Since starting this phoneline, I have received three to five calls a week from the Windy City. A typical one goes like this:
My phone rings. I do not recognize the number, but know it is from Chicago by the area code.
ME
Hello?
CALLER
(silence, perhaps some mouthbreathing, slurping, or chewing)
ME
Hello?!
CALLER
Hello?
ME
Yes, who is this?
CALLER
Pam?
ME
What?
CALLER
Uh, is Pam there.
CALLER
Huh?
ME
The wrong number. There is no Pam at this number.
CALLER
Uh. For real?
ME
Yes. Goodbye.
I hang up. Thirty seconds later, the phone rings again. Same number.
ME
Hello?
CALLER
(silence)
They hang up.
This is the call I got tonight. The vary slightly, my favorites being the ones in which the urban accent is so strong, the mouth so muffled by rolls of corn-fed midwestern blubber, that I literally cannot understand what the other person is saying. Those calls escalate to shouting matches, similar to the ones that occur between fun-loving American tourists and exasperated ethnic shopkeepers in summer vacation caper movies.

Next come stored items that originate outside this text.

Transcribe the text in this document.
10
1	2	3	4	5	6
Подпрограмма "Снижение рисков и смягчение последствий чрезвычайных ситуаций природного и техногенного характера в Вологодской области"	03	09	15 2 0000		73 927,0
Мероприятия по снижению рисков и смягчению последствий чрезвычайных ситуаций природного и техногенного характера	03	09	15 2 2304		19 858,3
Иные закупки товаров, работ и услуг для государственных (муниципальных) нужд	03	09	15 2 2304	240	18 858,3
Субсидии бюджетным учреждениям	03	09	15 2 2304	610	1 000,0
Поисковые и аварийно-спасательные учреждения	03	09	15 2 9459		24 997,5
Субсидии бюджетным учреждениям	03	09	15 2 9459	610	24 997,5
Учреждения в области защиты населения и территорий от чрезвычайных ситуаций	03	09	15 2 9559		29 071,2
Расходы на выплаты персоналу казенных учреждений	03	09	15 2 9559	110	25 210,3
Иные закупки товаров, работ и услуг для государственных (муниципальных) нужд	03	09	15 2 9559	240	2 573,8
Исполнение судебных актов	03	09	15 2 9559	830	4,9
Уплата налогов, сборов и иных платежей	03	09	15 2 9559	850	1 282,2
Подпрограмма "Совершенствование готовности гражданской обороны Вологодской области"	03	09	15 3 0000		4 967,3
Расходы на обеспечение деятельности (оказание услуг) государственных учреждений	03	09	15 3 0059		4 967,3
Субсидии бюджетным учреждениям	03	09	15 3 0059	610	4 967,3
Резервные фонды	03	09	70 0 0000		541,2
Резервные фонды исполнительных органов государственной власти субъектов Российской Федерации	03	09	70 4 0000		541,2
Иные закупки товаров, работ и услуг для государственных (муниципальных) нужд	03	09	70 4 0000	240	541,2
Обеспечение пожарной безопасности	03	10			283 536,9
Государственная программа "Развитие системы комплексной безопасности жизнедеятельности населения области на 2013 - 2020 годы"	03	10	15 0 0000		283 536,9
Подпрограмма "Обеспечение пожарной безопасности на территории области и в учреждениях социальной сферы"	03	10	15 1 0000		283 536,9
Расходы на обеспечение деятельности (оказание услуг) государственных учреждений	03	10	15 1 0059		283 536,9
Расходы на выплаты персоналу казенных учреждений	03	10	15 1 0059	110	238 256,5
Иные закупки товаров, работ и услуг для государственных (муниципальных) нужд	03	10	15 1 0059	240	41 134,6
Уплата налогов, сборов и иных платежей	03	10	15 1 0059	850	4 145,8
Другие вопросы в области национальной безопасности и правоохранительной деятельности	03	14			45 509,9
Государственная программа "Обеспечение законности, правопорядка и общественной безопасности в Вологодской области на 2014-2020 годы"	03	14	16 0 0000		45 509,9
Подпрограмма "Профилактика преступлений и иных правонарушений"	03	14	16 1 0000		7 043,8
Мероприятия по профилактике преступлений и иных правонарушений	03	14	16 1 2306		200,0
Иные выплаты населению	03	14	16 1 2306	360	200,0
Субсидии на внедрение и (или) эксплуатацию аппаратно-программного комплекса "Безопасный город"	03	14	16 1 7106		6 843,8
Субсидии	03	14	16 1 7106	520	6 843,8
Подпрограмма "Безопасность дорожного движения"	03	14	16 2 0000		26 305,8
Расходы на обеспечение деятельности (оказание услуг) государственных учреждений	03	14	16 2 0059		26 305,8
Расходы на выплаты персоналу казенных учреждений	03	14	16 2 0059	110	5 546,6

What puzzles me most, is the utter lack of response to my initial “Hello?”. I have never encountered this before. Phone calls–the phone calls I have participated in up until acquiring this phone–open with a universal and linear script:
A. Ring
B. Hello?
C. This is (name of person) and I (am looking for, am calling about, would like to know) (object of phone call).
D. The conversation starts, based on C.
Cell phones modify this script only if the person calling is in your address book, in which case you can skip ahead:
A. Ring.
B. Hey (name of person), what’s up?
C. The conversations starts.
Efficient. Practical. Polite. Universally understandable. It’s the grammar of conversation. Why the silence following my obviously curious “Hello”? Why the complete lack of response to an inquiry about the identity of the caller? Why attempt to continue the call after being informed of a wrong number?
My word isn’t good enough for them, I suppose. Pam must be here, somewhere, just out of reach. I am lying, or perhaps stupid, and she is definitely here. Their fingers stabbed true, their identity and intent is blazingly obvious to all they reach out to, and they owe me nothing. I am the asshole. They just have to ask a few more times, and Pam will appear.

you should see the ones who come to paris just to yell in restaurants and other public spaces. “R”s that can make tremble a whole wine bottle to the ground.